In state psychiatric hospitals, there are at least 40-60 patients in the departments, or even more. Psychiatrists try to take on an additional workload, working at 1.5-2 times the rate in order to provide themselves with a minimum salary. That is, usually there are only 2 doctors per department. This approach is unlikely to allow the necessary time to be devoted to each patient. And psychotherapeutic assistance is practically not provided in state psychiatric institutions.

In a private psychiatric clinic, there are a maximum of 5-6 patients per doctor. This makes it possible to devote a large amount of time not only to a careful diagnosis of the condition, but also to approach each patient individually. More comfortable hospital conditions and nutritious nutrition make the hospital stay less stressful. And the inclusion of additional procedures enhances the effect of drug therapy.

Psychiatry and drugs

Paid treatment for mental illness allows you to choose only the best medicines from a large arsenal of modern psychotropic drugs. Selective antidepressants make it possible to individually select treatment for different categories of patients.

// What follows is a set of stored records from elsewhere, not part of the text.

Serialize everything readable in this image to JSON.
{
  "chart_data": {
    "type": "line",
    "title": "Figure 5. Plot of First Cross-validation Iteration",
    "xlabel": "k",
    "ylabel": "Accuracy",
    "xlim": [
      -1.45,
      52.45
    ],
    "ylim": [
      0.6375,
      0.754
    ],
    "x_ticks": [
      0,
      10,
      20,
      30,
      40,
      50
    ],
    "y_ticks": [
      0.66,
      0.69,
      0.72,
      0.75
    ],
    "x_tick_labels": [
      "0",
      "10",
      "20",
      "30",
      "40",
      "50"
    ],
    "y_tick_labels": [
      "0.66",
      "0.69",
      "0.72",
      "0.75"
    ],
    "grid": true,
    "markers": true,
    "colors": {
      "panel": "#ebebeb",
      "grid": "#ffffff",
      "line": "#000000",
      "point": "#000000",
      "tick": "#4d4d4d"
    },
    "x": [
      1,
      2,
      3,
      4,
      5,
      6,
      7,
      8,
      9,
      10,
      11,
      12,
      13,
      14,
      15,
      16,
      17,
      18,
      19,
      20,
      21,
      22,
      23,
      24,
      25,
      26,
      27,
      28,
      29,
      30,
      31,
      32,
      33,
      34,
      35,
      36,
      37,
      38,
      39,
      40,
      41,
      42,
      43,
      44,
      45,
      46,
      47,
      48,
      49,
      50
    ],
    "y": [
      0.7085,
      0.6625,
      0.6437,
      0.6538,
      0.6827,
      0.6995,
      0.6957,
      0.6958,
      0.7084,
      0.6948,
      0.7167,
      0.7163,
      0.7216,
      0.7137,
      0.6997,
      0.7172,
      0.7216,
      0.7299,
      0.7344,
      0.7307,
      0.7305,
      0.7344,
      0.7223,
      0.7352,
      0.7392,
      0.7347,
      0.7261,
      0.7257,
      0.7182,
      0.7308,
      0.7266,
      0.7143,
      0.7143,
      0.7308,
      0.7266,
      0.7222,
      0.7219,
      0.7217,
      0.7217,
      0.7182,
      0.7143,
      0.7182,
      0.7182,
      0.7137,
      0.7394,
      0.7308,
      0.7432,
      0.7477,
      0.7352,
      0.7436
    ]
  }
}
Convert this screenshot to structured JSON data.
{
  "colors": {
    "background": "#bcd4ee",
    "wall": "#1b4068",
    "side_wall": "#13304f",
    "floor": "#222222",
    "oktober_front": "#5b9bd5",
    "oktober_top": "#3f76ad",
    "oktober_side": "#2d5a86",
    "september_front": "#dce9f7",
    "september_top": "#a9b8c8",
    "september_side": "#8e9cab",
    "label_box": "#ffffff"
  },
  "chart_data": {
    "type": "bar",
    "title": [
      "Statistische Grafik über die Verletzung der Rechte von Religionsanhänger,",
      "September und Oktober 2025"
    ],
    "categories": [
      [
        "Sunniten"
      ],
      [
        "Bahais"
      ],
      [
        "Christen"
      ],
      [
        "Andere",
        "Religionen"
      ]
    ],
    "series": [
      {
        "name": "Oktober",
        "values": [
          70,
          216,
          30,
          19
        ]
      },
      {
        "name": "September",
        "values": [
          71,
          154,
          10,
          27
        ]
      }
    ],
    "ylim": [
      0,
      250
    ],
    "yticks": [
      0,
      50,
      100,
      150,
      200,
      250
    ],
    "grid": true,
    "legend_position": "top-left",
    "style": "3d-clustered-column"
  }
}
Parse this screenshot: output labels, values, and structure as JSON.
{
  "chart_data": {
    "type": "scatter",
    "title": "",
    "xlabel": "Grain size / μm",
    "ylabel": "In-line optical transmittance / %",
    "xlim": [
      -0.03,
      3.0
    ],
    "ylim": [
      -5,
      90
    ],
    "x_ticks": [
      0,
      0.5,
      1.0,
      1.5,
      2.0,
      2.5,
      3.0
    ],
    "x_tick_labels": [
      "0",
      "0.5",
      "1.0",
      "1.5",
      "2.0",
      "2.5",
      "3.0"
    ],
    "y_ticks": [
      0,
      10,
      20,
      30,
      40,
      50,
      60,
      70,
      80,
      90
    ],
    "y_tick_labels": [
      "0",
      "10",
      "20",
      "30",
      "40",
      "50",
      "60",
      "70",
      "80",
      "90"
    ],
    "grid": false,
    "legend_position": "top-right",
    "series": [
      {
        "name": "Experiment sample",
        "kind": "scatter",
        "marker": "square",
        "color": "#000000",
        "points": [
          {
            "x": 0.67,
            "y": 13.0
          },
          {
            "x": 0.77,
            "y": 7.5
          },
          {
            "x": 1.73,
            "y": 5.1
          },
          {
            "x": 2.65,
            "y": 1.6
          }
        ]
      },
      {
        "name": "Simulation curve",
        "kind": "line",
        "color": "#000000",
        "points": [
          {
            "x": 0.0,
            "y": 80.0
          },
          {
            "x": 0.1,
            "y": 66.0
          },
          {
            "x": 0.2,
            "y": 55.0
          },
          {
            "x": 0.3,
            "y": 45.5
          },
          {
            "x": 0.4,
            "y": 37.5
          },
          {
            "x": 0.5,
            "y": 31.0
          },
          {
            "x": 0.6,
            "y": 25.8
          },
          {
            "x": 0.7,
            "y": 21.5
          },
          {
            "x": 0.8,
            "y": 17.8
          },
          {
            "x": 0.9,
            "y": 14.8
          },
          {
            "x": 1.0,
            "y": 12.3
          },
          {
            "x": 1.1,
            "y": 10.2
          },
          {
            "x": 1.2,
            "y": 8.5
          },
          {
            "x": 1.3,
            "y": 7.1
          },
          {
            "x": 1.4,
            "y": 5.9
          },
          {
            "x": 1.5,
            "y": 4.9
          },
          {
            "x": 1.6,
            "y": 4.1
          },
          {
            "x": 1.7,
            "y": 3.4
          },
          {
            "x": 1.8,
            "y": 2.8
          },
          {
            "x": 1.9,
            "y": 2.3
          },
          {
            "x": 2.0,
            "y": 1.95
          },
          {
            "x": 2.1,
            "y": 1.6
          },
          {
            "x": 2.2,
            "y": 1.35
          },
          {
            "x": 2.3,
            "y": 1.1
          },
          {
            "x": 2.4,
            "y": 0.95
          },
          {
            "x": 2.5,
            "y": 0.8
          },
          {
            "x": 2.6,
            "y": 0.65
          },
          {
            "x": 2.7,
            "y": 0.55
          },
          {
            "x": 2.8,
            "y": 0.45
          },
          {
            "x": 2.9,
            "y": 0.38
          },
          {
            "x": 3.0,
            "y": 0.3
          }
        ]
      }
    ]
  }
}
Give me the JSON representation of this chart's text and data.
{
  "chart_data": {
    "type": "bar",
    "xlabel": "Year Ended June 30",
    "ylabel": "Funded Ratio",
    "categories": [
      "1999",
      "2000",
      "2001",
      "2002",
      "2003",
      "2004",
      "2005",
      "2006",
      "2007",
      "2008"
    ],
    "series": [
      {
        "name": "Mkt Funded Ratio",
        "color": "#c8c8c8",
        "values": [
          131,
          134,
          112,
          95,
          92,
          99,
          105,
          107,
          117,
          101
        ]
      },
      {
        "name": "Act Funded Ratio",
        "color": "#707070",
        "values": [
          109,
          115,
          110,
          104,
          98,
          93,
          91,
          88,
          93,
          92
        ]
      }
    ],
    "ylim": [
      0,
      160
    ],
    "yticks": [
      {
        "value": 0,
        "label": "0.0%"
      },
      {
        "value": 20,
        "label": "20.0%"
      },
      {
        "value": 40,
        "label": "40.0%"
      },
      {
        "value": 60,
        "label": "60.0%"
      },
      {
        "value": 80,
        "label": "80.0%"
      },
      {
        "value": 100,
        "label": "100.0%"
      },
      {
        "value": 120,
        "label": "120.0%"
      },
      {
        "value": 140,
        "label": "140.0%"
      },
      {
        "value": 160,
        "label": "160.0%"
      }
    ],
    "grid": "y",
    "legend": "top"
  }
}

Modern antipsychotics can be used without corrective drugs. They are more easily tolerated and patients are less burdened. Neuroleptics of the latest generation make it possible to achieve the expected therapeutic effect in a shorter period of time. Effective treatment with modern antipsychotic drugs gives a positive result not only in removing acute psychotic symptoms, but also correcting the emotional-volitional sphere of the patient. Thus, the patient has a real opportunity to return to work again.

The use of modern sedatives allows them to be used for a longer period of time due to the lack of addiction to them.

The neurometabolic approach to treating mental illness helps the brain recover more quickly from the stress of mental illness.